23 August 2007
With this announcement and with reference to the press releases of 15 August 2007, 6 August 2007, 4 July 2007, 14 May 2007 and 18 June 2007 and the Offer Memorandum, Endemol and Edam Acquisition jointly announce that: (i) during the Subsequent Acceptance Period (as defined below), 245,948 Shares representing 0.20% of the total issued and outstanding share capital of Endemol were tendered for acceptance to Edam Acquisition; and (ii) as per the Subsequent Acceptance Closing Date (as defined below), 124,668,196 Shares representing 99.73% of the total issued and outstanding share capital of Endemol have been tendered for acceptance or otherwise committed (through the closing of the Telefónica Transaction and the Cyrte Transaction, both as defined below) in connection with the Offer.
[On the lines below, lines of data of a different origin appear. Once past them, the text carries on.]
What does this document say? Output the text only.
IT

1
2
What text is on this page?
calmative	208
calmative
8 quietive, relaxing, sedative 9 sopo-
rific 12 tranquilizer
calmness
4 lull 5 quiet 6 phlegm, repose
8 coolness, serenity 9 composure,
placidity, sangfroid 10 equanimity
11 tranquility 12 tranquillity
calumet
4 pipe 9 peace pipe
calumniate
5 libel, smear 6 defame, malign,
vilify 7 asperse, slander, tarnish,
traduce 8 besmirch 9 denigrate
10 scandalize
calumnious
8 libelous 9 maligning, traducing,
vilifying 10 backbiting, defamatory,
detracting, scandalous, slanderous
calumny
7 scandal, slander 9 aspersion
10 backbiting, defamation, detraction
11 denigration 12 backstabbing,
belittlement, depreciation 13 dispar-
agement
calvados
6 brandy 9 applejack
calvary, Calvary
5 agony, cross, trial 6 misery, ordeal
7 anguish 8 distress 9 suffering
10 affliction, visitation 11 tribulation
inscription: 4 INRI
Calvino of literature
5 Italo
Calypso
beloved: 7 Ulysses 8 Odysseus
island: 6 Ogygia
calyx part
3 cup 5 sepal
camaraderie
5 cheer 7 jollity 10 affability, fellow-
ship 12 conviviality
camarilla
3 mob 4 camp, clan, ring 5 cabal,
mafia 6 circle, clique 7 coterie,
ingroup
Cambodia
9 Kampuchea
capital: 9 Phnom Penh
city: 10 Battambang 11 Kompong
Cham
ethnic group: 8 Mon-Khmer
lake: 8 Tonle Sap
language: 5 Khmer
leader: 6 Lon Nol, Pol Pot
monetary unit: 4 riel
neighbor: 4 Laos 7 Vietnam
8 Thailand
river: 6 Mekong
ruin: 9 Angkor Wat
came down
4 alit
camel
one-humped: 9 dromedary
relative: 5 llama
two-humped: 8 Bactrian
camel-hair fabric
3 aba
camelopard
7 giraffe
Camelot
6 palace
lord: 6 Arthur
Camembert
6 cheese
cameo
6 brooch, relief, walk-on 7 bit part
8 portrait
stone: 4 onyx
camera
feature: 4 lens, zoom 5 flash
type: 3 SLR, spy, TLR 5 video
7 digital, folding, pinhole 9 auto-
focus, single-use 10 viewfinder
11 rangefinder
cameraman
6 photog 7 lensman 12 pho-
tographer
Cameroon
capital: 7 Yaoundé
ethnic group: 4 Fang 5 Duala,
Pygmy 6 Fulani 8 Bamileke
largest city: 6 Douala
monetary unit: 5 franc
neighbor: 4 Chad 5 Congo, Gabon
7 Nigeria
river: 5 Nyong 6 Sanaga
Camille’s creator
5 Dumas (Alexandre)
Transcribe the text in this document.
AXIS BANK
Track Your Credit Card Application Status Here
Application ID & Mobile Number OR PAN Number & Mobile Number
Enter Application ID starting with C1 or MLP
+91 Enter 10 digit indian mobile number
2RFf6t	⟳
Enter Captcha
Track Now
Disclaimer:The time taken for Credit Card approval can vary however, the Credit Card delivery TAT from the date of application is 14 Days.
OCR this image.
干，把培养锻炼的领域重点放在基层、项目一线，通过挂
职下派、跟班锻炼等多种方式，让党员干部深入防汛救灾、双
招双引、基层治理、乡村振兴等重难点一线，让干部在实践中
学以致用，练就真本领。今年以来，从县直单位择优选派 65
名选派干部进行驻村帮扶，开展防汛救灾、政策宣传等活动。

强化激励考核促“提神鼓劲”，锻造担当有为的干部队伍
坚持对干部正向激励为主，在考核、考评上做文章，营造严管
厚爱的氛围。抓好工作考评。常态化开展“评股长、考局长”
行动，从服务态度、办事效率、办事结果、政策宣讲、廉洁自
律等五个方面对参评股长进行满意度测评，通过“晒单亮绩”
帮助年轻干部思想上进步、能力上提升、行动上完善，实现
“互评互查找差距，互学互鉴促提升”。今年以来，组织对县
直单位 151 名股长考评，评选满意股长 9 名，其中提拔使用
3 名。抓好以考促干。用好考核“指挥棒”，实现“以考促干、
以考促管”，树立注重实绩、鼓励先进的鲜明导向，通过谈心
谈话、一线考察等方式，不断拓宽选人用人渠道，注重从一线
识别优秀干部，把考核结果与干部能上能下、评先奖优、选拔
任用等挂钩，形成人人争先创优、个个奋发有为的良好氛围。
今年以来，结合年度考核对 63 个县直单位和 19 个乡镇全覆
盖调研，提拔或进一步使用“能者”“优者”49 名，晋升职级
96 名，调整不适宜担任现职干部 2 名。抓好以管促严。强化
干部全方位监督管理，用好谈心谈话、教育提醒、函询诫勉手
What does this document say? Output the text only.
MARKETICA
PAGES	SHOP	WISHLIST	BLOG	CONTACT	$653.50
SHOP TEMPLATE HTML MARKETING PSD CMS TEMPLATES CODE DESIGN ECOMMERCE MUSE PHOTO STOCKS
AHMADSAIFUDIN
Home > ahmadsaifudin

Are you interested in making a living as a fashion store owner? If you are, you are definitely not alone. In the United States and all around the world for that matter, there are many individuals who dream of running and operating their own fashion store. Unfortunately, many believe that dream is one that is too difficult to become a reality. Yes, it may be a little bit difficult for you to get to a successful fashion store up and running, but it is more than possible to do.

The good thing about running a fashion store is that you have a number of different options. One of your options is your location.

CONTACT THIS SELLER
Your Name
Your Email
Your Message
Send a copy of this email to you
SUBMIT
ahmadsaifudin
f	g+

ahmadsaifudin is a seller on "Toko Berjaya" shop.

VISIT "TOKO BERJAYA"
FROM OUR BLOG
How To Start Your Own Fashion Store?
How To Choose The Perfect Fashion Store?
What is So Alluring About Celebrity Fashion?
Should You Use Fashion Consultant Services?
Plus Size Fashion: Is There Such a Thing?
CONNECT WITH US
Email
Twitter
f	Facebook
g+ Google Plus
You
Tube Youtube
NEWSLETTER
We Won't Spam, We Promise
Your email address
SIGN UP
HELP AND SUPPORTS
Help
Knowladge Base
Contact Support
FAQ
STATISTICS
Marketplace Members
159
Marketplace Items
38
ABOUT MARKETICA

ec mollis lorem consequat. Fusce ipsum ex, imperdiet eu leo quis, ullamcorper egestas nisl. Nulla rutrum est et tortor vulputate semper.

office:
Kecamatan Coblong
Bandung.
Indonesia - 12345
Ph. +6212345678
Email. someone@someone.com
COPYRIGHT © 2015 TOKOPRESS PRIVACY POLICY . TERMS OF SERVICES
On 14 May 2007, Endemol N.V. ("Endemol") announced that Edam Acquisition B.V. ("Edam Acquisition") had entered into an agreement with Telefónica S.A. for the sale of its 99.7% interest in Endemol Investment Holding B.V., which indirectly owns 93,750,000 shares in Endemol, representing 75% of the Shares, to Edam Acquisition (the "Telefónica Transaction"). Separately, Edam Acquisition agreed to acquire from Cyrte Fund I C.V. 7,505,760 Shares, representing approximately 6% of the Shares (the "Cyrte Transaction"). On 18 June 2007, Edam Acquisition and Endemol announced that the commencement of the Offer (as defined below) is subject only to the closing of the Telefónica Transaction.